The hot new buzzword for Wall Street traders is FANG, an acronym for Facebook, Amazon, Netflix, and Google, the high-flying technology stocks. What all of those companies also have in common is an intense focus on video. Amazon and Netflix have become movie studios as prolific as any in Hollywood. Apple, a high-flier on its own, only last week announced that it intends to join the production fray with a billion dollar war chest. Facebook and Google have implemented video in their social media apps so aggressively, they’re having a devastating effect on Snap, the pure play video app. Add to that the profusion of video conferencing platforms, among them RingCentral Office, Microsoft Skype, Cisco WebEx, Adobe Connect, Zoom, and BlueJeans Network, and it’s clear that the medium has become an essential part of our personal and professional lives.

As a result, one of the most frequently sought after business skills is “media training”—a term that spans a grab bag of factors including what to wear, what to do with one’s hands, how to be succinct, control nerves, eliminate “Ums,” slow down, spin, and, of course, provide an answer.

Because the last critical skill is the most challenging, most media training is focused on generating a long list of prepared answers, but that overlooks the most important skill: listening.

Humorist Fran Lebowitz once famously quipped“The opposite of talking isn’t listening.
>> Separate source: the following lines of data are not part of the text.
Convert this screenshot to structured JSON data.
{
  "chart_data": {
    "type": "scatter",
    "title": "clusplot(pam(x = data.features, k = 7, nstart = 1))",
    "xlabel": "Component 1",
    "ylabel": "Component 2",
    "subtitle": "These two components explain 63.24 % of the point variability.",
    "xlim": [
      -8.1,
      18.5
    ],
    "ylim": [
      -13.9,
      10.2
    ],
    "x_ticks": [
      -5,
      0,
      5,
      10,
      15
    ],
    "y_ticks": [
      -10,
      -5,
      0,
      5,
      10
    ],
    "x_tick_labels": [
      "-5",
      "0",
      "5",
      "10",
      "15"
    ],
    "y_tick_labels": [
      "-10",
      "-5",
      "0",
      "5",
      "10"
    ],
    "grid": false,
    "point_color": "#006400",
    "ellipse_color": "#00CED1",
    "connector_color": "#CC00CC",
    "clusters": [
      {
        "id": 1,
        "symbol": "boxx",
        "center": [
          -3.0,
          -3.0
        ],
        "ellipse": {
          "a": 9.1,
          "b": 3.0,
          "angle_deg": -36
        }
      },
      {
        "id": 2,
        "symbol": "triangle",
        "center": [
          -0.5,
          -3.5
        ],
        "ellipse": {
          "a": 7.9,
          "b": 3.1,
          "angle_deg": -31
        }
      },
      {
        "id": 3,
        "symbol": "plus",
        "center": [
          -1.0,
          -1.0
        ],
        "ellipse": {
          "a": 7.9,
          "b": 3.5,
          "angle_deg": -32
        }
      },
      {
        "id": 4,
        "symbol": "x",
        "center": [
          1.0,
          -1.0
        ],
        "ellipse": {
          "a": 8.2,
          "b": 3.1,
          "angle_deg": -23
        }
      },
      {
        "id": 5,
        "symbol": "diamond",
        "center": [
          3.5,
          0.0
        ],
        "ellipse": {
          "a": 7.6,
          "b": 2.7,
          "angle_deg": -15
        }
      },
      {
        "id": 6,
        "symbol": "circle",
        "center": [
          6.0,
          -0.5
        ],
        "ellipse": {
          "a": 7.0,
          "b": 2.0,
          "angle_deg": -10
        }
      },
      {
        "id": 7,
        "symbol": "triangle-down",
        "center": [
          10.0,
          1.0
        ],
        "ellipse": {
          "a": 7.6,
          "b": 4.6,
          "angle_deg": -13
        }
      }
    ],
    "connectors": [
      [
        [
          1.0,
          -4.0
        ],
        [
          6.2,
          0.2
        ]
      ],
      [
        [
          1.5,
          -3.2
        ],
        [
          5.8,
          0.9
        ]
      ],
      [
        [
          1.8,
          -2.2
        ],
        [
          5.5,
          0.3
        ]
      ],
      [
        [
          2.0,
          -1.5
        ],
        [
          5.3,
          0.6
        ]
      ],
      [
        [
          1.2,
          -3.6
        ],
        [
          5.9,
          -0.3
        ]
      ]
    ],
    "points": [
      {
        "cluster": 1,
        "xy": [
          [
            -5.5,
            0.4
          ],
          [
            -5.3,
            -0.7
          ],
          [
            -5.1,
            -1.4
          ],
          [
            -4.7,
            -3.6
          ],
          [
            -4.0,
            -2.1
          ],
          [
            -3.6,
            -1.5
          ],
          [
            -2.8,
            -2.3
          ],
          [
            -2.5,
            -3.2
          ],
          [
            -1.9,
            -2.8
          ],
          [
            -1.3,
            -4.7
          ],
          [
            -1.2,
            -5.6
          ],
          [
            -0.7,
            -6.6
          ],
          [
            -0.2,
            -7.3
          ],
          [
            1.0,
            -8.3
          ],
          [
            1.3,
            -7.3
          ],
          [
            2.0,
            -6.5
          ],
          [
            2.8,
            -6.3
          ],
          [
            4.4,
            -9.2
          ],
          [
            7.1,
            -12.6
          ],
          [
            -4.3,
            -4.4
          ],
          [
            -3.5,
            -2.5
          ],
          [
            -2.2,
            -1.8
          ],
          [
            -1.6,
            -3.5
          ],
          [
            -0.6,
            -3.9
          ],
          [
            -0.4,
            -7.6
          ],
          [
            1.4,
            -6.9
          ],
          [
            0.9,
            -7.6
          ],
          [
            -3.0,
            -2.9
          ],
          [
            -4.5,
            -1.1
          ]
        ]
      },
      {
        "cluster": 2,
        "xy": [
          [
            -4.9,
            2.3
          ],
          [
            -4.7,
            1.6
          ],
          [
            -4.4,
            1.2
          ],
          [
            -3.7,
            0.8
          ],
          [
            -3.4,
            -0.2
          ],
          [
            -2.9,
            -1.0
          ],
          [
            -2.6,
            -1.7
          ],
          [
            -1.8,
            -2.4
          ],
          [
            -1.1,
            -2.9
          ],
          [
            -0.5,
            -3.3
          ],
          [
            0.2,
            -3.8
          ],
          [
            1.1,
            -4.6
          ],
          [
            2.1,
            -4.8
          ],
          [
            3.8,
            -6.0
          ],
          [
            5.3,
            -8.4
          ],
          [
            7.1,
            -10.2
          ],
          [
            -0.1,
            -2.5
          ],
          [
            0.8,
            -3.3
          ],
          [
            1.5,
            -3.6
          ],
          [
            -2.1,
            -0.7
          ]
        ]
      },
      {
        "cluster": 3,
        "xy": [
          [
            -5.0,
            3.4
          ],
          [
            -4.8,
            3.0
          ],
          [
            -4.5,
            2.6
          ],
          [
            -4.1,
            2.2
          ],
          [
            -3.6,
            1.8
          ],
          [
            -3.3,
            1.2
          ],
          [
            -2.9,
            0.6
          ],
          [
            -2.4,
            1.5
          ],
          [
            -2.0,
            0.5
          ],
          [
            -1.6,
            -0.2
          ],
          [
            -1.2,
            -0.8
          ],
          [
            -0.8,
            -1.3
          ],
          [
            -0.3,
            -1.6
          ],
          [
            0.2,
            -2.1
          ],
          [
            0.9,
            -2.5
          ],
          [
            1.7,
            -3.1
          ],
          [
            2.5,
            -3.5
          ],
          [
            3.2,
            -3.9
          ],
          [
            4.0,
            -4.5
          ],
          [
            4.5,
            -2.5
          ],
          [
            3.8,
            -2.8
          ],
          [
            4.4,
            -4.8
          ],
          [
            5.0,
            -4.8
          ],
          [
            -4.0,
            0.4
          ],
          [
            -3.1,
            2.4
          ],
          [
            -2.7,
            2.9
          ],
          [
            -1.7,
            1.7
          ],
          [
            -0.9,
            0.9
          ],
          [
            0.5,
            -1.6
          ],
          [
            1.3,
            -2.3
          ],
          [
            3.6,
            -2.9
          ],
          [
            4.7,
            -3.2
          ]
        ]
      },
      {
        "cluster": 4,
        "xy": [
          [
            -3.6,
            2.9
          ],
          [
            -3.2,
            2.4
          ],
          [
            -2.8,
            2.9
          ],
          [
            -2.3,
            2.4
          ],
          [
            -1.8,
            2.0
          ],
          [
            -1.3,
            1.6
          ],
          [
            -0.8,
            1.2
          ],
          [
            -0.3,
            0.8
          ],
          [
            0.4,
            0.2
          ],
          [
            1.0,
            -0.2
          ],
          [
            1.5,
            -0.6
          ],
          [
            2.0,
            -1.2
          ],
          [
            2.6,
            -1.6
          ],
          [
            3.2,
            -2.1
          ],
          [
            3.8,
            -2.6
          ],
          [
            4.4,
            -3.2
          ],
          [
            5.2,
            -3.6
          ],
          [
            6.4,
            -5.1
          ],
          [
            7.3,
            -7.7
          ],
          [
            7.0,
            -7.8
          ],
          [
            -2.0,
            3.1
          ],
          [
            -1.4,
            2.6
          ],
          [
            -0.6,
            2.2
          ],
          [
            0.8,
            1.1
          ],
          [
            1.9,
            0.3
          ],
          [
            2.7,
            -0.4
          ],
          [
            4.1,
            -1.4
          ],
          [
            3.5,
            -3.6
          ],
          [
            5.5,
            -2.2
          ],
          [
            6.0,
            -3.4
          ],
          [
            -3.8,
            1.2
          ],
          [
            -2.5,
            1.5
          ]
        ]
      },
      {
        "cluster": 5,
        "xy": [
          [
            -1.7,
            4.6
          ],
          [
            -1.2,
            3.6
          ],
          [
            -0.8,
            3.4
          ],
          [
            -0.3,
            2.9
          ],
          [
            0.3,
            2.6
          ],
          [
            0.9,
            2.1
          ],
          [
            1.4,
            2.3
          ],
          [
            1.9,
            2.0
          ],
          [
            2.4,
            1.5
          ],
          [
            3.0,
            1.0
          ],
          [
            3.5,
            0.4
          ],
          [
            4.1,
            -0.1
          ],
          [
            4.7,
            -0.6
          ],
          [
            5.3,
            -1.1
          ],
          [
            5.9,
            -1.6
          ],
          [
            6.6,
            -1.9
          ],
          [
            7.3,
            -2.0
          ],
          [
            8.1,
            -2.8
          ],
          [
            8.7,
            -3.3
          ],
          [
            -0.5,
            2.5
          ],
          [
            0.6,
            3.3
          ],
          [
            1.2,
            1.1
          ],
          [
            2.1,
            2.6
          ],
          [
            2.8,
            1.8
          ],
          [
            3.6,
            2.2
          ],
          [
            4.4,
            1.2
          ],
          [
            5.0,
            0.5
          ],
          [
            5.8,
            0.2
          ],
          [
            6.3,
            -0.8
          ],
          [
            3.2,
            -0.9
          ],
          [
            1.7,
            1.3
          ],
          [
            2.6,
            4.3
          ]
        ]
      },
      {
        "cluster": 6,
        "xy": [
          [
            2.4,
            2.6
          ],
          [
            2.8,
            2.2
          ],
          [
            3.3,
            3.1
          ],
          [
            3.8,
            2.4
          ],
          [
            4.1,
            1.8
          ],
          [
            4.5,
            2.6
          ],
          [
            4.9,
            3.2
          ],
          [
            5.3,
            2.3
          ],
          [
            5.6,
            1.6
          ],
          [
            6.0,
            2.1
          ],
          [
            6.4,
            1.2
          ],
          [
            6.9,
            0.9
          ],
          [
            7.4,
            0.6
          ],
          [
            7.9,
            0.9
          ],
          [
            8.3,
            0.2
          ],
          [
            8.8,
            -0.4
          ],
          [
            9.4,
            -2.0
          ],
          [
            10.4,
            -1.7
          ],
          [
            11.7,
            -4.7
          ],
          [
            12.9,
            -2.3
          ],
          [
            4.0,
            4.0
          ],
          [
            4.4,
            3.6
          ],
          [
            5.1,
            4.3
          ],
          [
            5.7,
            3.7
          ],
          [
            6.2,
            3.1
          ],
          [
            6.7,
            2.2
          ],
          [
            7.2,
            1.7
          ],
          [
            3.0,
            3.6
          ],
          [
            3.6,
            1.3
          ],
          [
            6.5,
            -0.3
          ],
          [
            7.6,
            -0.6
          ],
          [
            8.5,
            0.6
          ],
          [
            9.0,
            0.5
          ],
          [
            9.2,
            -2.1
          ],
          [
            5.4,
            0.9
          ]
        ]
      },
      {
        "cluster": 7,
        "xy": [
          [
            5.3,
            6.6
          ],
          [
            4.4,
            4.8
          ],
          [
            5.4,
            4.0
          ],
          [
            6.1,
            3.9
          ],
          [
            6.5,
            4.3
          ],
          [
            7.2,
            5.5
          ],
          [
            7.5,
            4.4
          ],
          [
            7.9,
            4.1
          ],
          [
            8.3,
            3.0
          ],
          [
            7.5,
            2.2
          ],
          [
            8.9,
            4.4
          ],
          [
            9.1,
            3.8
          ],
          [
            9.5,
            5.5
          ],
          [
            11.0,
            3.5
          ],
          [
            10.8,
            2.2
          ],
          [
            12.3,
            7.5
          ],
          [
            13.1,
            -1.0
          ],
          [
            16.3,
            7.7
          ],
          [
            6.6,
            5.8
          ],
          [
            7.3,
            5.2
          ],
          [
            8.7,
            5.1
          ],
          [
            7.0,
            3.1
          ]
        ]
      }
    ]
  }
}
The opposite of talking is waiting.” She speaks the truth. Is there a man or woman alive who either hasn’t accused or been accused by their significant other of not listening?

In interpersonal relationships, the result of omitting that simple act of courtesy usually results in a spat; in business—including media—the result can be the failure of a deal.

In presentation settings, the criticality of listening is compounded because people in audiences tend to ask long, convoluted questions—for several reasons:

• they have just taken in a lot of new information and are still processing it all

• they don’t fully understand the new information or they may have misconstrued it (that’s why they’re asking the question in the first place)

• they don’t want to ask a foolish question in the company of their peers/in public and so they become nervous

All of which results in rambling questions.

If you, as the presenter, think of your list of prepared answers while the question is being asked, you might as well put plugs in your ears, because you will have missed the essence of the question.

Listen to the question. Listen for the key issue in the ramble. Extract the one or two key words at the center of the ramble.

As you do, subvocalize. Without using your voice or moving your lips, say those key words to yourself. This simple technique will not only keep you from thinking of the answer, once you’ve clarified the key issue, it will tee up your answer.

Your audience will be grateful—and so will your significant other.